Joseph Bloom comments on On Developing a Mathematical Theory of Interpretability

Joseph Bloom 30 Apr 2023 8:14 UTC
1 point
0
Thanks Spencer! I’d love to respond in detail but alas, I lack the time at the moment.

Some quick points:
1. I’m also really excited about SLT work. I’m curious to what degree there’s value in looking at toy models (such as Neel’s grokking work) and exploring them via SLT or to what extent reasoning in SLT might be reinvigorated by integrating experimental ideas/methodology from MI (such as progress measures). It feels plausible to me that there just haven’t been enough people in any of a number of intersections look at stuff and this is a good example. Not sure if you’re planning on going to this: https://www.lesswrong.com/posts/HtxLbGvD7htCybLmZ/singularities-against-the-singularity-announcing-workshop-on but it’s probably not in the cards for me. I’m wondering if promoting it to people with MI experience could be good.
2. I totally get what you’re saying about toy model in sense A or B doesn’t necessarily equate to a toy model being a version of the hard part of the problem. This explanation helped a lot, thank you!

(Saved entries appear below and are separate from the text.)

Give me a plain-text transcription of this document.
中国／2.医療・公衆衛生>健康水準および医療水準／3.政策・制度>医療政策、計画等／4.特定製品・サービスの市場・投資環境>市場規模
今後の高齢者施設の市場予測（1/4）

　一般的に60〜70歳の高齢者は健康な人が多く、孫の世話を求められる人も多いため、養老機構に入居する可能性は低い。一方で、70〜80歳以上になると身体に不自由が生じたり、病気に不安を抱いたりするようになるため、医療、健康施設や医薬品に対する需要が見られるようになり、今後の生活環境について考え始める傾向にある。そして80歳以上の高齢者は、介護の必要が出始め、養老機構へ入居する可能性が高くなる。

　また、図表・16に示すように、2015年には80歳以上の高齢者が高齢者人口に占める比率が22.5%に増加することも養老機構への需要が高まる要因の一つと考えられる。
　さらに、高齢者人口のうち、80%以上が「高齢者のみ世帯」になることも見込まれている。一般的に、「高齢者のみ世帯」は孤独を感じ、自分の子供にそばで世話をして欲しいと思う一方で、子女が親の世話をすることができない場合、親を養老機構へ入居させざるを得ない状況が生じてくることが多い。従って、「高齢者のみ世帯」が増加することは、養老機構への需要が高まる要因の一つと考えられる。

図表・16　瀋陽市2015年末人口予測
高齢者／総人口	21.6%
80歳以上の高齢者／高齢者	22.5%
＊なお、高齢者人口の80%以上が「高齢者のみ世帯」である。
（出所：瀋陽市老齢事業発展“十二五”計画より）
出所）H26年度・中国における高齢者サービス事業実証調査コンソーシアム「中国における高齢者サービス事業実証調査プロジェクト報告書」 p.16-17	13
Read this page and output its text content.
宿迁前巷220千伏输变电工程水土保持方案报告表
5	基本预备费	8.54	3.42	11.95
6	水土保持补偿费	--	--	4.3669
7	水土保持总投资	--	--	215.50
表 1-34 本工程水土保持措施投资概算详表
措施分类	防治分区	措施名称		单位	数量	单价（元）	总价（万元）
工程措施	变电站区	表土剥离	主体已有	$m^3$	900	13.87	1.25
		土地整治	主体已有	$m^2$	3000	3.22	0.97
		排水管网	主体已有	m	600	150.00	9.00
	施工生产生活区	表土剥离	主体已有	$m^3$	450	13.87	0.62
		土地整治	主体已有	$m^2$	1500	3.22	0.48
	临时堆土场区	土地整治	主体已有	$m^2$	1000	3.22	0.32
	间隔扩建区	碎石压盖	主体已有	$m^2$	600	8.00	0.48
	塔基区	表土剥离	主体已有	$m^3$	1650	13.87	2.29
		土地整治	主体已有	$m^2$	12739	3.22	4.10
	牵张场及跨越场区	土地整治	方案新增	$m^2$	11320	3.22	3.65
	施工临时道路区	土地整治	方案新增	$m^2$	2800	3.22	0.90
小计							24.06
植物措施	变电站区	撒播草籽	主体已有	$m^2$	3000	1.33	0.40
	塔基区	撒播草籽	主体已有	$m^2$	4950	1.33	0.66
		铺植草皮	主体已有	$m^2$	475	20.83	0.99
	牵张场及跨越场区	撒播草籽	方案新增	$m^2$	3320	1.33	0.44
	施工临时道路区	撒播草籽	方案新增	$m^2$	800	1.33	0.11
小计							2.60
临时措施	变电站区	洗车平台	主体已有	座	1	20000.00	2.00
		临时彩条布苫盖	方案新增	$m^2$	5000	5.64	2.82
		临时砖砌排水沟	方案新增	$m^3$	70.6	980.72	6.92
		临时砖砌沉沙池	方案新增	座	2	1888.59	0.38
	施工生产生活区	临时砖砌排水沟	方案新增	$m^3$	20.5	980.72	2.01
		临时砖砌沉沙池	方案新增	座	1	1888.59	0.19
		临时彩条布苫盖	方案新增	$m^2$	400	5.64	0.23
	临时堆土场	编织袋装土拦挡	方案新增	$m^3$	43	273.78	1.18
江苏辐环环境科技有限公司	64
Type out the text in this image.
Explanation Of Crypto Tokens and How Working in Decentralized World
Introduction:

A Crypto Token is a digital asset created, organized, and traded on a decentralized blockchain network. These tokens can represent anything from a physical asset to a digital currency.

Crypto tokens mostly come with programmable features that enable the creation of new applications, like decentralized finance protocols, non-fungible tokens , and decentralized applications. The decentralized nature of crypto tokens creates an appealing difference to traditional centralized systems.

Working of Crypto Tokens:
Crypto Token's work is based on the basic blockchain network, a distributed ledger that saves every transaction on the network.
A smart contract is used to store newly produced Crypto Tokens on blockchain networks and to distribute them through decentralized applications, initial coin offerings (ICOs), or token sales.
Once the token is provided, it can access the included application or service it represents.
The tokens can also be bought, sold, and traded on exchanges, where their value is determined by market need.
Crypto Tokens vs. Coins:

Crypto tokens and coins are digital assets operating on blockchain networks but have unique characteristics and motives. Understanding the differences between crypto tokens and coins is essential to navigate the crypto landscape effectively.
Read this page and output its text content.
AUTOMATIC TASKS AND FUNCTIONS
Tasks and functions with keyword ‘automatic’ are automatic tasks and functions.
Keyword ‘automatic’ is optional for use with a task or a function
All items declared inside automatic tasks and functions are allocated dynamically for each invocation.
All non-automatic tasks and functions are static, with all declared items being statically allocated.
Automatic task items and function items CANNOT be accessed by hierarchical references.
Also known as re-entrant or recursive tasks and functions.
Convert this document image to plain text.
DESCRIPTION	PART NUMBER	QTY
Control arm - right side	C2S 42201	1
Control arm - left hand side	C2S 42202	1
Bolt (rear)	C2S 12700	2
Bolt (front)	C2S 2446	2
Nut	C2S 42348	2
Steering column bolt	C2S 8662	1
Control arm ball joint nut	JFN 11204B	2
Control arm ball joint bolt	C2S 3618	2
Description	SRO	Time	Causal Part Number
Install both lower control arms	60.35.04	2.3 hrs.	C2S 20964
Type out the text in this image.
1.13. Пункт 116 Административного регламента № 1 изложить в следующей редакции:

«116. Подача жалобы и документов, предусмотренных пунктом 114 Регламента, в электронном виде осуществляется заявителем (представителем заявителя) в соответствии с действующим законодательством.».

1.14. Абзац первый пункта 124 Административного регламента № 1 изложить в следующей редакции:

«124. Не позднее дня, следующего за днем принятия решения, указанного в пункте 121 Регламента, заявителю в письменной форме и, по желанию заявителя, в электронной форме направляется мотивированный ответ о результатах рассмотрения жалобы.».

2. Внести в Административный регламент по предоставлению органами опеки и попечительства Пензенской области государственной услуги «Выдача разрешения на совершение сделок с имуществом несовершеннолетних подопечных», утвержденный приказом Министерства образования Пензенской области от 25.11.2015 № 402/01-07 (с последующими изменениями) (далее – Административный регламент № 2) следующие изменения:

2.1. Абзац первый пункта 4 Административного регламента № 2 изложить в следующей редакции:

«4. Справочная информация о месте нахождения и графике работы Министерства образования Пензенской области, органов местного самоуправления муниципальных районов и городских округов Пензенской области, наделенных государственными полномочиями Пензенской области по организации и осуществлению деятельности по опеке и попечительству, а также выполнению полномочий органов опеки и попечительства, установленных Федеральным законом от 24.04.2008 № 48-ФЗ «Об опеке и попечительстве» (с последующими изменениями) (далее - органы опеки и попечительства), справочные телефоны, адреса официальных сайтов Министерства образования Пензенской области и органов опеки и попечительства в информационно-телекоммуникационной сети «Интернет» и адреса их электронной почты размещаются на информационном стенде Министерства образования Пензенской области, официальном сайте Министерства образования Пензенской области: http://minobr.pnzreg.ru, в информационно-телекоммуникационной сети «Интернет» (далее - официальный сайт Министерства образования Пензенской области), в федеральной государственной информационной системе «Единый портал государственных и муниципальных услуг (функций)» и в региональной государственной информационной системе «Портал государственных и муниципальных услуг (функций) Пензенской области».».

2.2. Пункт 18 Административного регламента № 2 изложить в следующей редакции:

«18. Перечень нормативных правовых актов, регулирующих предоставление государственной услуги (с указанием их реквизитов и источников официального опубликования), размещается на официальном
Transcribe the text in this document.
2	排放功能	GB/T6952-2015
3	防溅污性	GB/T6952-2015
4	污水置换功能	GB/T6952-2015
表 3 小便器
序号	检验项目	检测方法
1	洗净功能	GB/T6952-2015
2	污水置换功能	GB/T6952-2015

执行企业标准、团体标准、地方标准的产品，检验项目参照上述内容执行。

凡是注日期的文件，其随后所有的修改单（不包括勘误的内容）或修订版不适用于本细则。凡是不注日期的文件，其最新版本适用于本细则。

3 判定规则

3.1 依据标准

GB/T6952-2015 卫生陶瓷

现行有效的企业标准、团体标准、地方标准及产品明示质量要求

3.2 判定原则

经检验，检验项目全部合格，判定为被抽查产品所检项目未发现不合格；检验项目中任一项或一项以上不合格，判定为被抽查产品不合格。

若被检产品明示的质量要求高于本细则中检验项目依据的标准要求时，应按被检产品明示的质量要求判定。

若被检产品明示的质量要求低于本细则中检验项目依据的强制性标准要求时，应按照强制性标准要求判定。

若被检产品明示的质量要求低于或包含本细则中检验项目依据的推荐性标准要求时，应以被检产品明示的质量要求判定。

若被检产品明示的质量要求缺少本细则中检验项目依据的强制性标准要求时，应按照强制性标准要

3. I hear what you are saying about next steps being challenging for logistical and coordination issues and because the problem is just really hard! I guess the recourse we have is something like: Look for opportunities/chances that might justify giving something like this more attention or coordination. I’m also wondering if there might be ways of dramatically lowering the bar for doing work in related areas (eg: the same way Neel writing TransformerLens got a lot more people into MI).
  
  Looking forward to more discussions on this in the future, all the best!